Controversy has erupted over the government’s decision to set national exams for next month, with some parents, students and even educators speaking out against it while others believe the exams should go ahead.
During a COVID-19 update press conference last week, Prime Minister Dr. Hubert Minnis announced that national exams will take place on July 13.
But Matrena Laing, the mother of a 12th grader on Grand Bahama, said the decision is not fair for the students, especially those who had to endure Hurricane Dorian in September.
“I think they should not do it now,” Laing said.
“These children haven’t had an opportunity to get back in the classroom. First and foremost, we went through Dorian, and it took them a minute to get back in school after that storm.
“And they didn’t have much time in school to prepare and now they’re out because of the pandemic, so I really don’t think it’s fair to the children to do the exam in July.”
Hundreds of similar comments were made on an online petition created on the Change.org website after Minnis’ announcement.
The petition is seeking 10,000 signatures in favor of canceling the national exams altogether and having the Ministry of Education use forecasted grades instead.
Up to press time, there were nearly 8,000 signatures.
Several senior high school students The Nassau Guardian spoke with also said they felt frustrated with having this obligation demanded of them when they have already been enduring little to no normalcy in a year that would have seen them transitioning on to pursue college careers.

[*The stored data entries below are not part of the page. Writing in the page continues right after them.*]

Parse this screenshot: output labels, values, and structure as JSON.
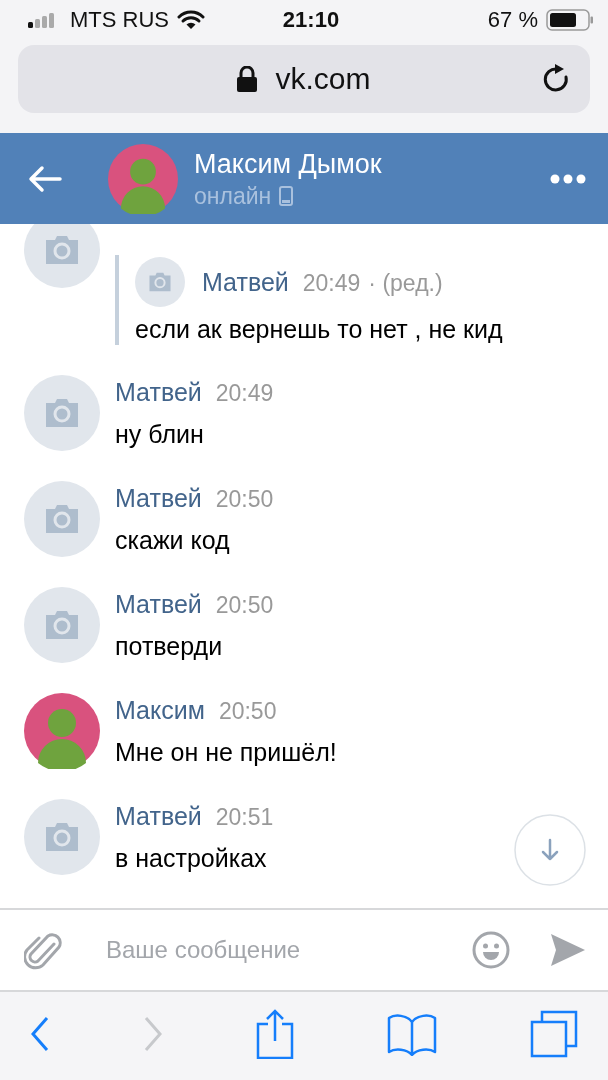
{
  "status_bar": {
    "carrier": "MTS RUS",
    "time": "21:10",
    "battery": "67 %"
  },
  "browser": {
    "url": "vk.com"
  },
  "header": {
    "name": "Максим Дымок",
    "status": "онлайн"
  },
  "messages": [
    {
      "kind": "camera",
      "forwarded": {
        "author": "Матвей",
        "time": "20:49",
        "edited": "· (ред.)",
        "text": "если ак вернешь то нет , не кид"
      }
    },
    {
      "kind": "camera",
      "author": "Матвей",
      "time": "20:49",
      "text": "ну блин"
    },
    {
      "kind": "camera",
      "author": "Матвей",
      "time": "20:50",
      "text": "скажи код"
    },
    {
      "kind": "camera",
      "author": "Матвей",
      "time": "20:50",
      "text": "потверди"
    },
    {
      "kind": "photo",
      "author": "Максим",
      "time": "20:50",
      "text": "Мне он не пришёл!"
    },
    {
      "kind": "camera",
      "author": "Матвей",
      "time": "20:51",
      "text": "в настройках"
    }
  ],
  "composer": {
    "placeholder": "Ваше сообщение"
  },
  "toolbar": {
    "forward_disabled": true
  }
}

Schools were closed in mid-March due to the COVID-19 pandemic, prompting schools to move classes online.
Former Permanent Secretary in the Ministry of Education Elma Garraway, however, has expressed confidence in the students’ abilities to sit the exams.
In a social media post that was shared on the Ministry of Education’s official social media page, Garraway drew comparison with students in Barbados who will be taking their national exams in the upcoming months.
“Undoubtedly, the schools in The Bahamas will be ready at least by July to write the BGCSE 2020 exams,” she wrote.
“Our Ministry of Education, the independent schools, assessment and evaluation section administrators, teachers, parents and students are no less competent than their Caribbean counterparts.”
Director of Education Marcellus Taylor also spoke to the need to provide graduating students in particular with credentials which he said are helpful for those who do not go on to college but instead enter the workforce right after high school.
“Remember, we talk about students going to university, but for some of these students, this is it,” he said.
“They will not go directly into college or further studies, they will try to enter the world of work. And it would be irresponsible of us, if we could help it, to not give the students an opportunity to get a credential to give them [a chance], to enable them to go to their employer and say, ‘I have this credential that says I can do X, Y and Z; so, therefore, I should have an opportunity for a job’.”
But some students said they feel unprepared not just mentally, but emotionally as well; and that they feel the government is not taking that aspect of their well-being into account.
With most of the typical senior traditions, like school proms or signing each others’ yearbooks, off the agenda due to social distancing measures still in place over COVID-19, students said they were looking forward to a “normal” summer break.
The issue of summer break is one that Bahamas Union of Teachers (BUT) President Belinda Wilson raised as well, in a voice note to union members after Minnis’ announcement.
“All I want to say to you this evening, as your president, is that school closes for teachers for the summer break on Friday, June 19, 2020, and it closes for students on Friday, June 12,” Wilson said.
“[S]o on July 13, you will be on your summer break…which you are entitled to.”
Minister of Education Jeffrey Lloyd is expected to address the matter during a press conference this morning, and Wilson said she will speak more after hearing his comments.
However, she has previously suggested that the exams be held later in the year – an idea that Laing supports.
“Maybe they should wait until maybe the end of the year, give the students an opportunity to get back in school,” Laing said.
“Now the problem is, for those 12th graders, I know they’re graduating but I don’t think they should penalize them for those exams.”